What's more, consuming four tablespoons of extra virgin olive oil has the same association, although the 500 calories of such a portion makes some counters bilk.
Citing a trial called Action for Health in Diabetes, which shows that cutting calories and increasing exercise is not associated with reduced risk of cardiovascular events despite significant weight loss over 13.5 years, the experts point to food quality as the culprit.
"Shifting the focus away from calories and emphasising a dietary pattern that focuses on food quality rather than quantity will help to rapidly reduce obesity, related diseases, and cardiovascular risk," they write.
It's plain to see that a bad diet is what's at the root of cardiovascular events, leading to more disease and death than a sedentary lifestyle, smoking and alcohol put together, say the researchers.

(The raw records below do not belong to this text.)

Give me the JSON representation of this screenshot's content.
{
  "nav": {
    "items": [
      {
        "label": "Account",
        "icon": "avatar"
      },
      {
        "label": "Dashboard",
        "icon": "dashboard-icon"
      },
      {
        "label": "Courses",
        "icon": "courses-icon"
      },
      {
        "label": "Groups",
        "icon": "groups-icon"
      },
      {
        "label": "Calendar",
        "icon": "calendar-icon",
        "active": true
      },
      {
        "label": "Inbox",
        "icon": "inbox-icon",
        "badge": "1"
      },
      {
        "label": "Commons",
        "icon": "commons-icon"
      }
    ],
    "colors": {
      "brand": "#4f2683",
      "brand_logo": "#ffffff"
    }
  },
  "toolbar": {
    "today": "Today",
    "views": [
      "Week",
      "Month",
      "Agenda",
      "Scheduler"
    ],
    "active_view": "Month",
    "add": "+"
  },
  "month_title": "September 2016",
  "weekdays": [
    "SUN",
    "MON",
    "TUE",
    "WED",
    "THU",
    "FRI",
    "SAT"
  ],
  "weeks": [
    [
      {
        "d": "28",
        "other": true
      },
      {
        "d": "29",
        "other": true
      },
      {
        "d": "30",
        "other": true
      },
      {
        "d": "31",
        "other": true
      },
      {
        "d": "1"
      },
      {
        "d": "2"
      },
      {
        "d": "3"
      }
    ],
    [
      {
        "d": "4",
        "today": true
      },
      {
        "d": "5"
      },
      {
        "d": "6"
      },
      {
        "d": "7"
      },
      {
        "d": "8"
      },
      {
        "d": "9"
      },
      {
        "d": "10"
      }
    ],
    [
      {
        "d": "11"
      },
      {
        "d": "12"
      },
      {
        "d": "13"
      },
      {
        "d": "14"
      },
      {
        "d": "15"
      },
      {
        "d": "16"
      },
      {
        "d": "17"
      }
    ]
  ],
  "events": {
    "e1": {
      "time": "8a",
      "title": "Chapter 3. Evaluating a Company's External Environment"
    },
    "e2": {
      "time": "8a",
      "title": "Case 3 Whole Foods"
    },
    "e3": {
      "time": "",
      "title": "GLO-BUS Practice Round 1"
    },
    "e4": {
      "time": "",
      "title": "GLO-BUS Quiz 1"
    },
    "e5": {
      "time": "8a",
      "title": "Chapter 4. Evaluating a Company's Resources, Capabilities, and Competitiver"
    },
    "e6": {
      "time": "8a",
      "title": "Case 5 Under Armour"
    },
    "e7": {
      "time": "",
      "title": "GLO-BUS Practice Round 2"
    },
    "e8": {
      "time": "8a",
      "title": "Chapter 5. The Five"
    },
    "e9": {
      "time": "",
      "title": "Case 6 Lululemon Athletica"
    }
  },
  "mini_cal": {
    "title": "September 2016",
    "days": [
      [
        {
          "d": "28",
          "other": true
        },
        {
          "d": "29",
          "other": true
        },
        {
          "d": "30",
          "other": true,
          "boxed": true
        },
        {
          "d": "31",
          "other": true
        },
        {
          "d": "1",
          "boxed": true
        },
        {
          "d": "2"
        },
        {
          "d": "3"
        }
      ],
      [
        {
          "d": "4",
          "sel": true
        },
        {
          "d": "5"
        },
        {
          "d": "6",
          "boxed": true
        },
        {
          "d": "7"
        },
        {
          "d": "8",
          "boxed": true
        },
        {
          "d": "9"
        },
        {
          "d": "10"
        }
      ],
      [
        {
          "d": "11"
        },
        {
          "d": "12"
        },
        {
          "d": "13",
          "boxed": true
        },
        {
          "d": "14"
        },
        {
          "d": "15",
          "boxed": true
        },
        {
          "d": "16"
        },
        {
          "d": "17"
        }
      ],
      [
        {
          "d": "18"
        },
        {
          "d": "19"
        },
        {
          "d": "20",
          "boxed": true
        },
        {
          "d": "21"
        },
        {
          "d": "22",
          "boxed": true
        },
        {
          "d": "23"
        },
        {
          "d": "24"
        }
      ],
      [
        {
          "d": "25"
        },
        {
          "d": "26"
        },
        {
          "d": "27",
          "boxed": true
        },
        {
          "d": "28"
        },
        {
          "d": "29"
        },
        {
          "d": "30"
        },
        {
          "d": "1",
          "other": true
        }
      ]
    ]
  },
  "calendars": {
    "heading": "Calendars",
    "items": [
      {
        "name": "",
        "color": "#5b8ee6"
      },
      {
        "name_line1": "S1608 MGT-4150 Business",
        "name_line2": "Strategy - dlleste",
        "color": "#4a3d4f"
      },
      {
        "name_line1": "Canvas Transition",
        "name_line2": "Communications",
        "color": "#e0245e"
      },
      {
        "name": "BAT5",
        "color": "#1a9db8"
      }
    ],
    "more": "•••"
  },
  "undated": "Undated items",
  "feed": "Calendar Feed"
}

Governments should consider a tax on sugary drinks in addition to subsidies for fruit, vegetables and nuts that would make a quality diet more affordable.
A lesson to be learned from the evidence is that "Food can be the most powerful form of medicine or the slowest form of poison," reads the editorial.
In conclusion, they recommend a high fat Mediterranean diet and lifestyle to anyone looking to improve their approach to eating. – AFP/Relaxnews, August 29, 2015.